A banking regulator on Monday sued Bank of America Corp. over $542 million in deposit insurance that it said the second-largest U.S. bank “refuses to pay.”
The Federal Deposit Insurance Corporation (FDIC) charges banks a fee to protect customer deposits. The largest financial companies must pay more for that protection.
“Bank of America underreported its counterparty exposures by tens of billions of dollars,” the complaint filed in federal court in Washington said.
Specifically, the FDIC points to “counterparty risk” or the danger that another leading financial firm could fail and cost Bank of America. No other leading lender has understated its counterparty risk as did Bank of America, the complaint said.
Lawyers for the bank said they expected to prevail in court.
According to Thomson Reuters, Michael Krimminger, a lawyer for Cleary Gottlieb who is representing the Charlotte-based bank, said the dispute concerned the interpretation of technical rules governing the insurance fund.
“In my view, the FDIC’s position in this instance is erroneous,” he said.
The FDIC declined to comment.
In another development, the Supreme Court on Monday declined to hear a bid by banks to avoid a Federal Deposit Insurance Corp. lawsuit over the 2009 collapse of Alabama’s Colonial BancGroup Inc.
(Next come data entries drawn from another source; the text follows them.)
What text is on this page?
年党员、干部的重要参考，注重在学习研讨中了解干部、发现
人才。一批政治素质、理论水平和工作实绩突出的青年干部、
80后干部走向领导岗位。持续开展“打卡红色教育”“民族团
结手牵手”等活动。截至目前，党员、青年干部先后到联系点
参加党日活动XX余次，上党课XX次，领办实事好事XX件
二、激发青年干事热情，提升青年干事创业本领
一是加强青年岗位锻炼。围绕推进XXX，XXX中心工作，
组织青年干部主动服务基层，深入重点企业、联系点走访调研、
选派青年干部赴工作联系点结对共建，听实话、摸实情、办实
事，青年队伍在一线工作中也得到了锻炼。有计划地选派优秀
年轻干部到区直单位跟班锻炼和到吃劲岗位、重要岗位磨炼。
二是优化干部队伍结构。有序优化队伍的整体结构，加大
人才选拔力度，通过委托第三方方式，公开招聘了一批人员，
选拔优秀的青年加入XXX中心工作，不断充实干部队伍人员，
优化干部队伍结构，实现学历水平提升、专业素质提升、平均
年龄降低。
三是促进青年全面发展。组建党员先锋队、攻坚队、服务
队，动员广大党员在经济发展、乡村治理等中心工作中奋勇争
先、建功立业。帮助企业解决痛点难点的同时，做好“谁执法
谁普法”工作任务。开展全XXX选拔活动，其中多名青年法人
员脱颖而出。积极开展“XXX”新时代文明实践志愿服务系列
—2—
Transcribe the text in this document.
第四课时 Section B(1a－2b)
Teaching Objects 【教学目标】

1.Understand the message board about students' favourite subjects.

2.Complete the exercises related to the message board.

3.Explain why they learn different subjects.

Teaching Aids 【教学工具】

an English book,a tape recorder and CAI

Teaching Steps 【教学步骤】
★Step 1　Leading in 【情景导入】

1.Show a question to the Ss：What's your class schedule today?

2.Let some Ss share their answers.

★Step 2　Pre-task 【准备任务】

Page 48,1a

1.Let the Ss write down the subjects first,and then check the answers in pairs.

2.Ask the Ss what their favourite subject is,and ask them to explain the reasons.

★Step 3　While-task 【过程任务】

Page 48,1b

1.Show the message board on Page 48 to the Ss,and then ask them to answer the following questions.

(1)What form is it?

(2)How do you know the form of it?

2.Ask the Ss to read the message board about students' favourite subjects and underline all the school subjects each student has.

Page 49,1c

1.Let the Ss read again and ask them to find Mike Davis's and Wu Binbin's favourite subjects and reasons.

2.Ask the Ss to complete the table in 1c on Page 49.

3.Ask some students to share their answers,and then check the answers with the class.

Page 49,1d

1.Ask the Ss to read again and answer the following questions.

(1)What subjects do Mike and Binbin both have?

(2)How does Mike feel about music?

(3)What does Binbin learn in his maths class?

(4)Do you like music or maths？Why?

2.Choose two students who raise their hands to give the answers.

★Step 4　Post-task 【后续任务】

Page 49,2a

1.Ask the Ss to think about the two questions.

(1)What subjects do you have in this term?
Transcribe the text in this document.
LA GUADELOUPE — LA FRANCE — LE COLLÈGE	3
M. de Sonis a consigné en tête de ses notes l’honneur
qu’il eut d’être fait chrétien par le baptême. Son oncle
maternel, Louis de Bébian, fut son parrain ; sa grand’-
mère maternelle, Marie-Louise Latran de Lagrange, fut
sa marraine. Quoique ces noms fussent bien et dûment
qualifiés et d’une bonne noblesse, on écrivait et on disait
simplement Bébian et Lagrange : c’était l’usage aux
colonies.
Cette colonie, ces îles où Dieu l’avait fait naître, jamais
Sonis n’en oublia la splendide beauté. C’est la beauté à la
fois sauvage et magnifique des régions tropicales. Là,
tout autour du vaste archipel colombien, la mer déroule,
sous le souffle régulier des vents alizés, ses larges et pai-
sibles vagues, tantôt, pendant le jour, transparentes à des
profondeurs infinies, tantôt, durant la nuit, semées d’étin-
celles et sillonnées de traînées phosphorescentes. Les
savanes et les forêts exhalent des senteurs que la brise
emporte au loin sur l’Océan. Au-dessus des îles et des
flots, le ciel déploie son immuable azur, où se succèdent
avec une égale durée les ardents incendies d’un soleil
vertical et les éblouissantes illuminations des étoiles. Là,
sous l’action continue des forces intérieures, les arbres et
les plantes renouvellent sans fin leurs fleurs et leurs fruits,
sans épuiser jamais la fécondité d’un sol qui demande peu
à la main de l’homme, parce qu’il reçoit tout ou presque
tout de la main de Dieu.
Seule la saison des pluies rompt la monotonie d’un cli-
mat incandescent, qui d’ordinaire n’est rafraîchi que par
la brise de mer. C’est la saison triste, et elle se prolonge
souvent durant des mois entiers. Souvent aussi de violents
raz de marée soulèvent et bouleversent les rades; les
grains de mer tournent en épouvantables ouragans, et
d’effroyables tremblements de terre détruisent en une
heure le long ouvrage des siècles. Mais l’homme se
The justices left in place a May 2016 ruling by the New York-based 2nd U.S. Circuit Court of Appeals that found that the FDIC did not wait too long to sue Credit Suisse Group A.G., First Horizon National Corp., Royal Bank of Scotland Group P.L.C., Wells Fargo & Co. and seven other banks for selling or underwriting toxic mortgage securities that Colonial bought.
Colonial, based in Montgomery, Alabama, went into FDIC receivership in August 2009 after struggling from losses tied to mortgage securities and an aggressive foray into Florida.
Three years later, the FDIC sued the 11 banks, stating that they violated federal securities law by selling $388 million in toxic debt to Colonial in 2007. It said the lawsuit was timely because it had three years from the start of the receivership to sue.
A lower court judge threw out the case, accepting the banks’ argument that the clock ran out in 2010, three years after Colonial bought its securities. But in the reversal, the appeals court found that the U.S. Congress intended that an “extender statute” giving the FDIC more time to pursue some legal claims covered the Colonial case.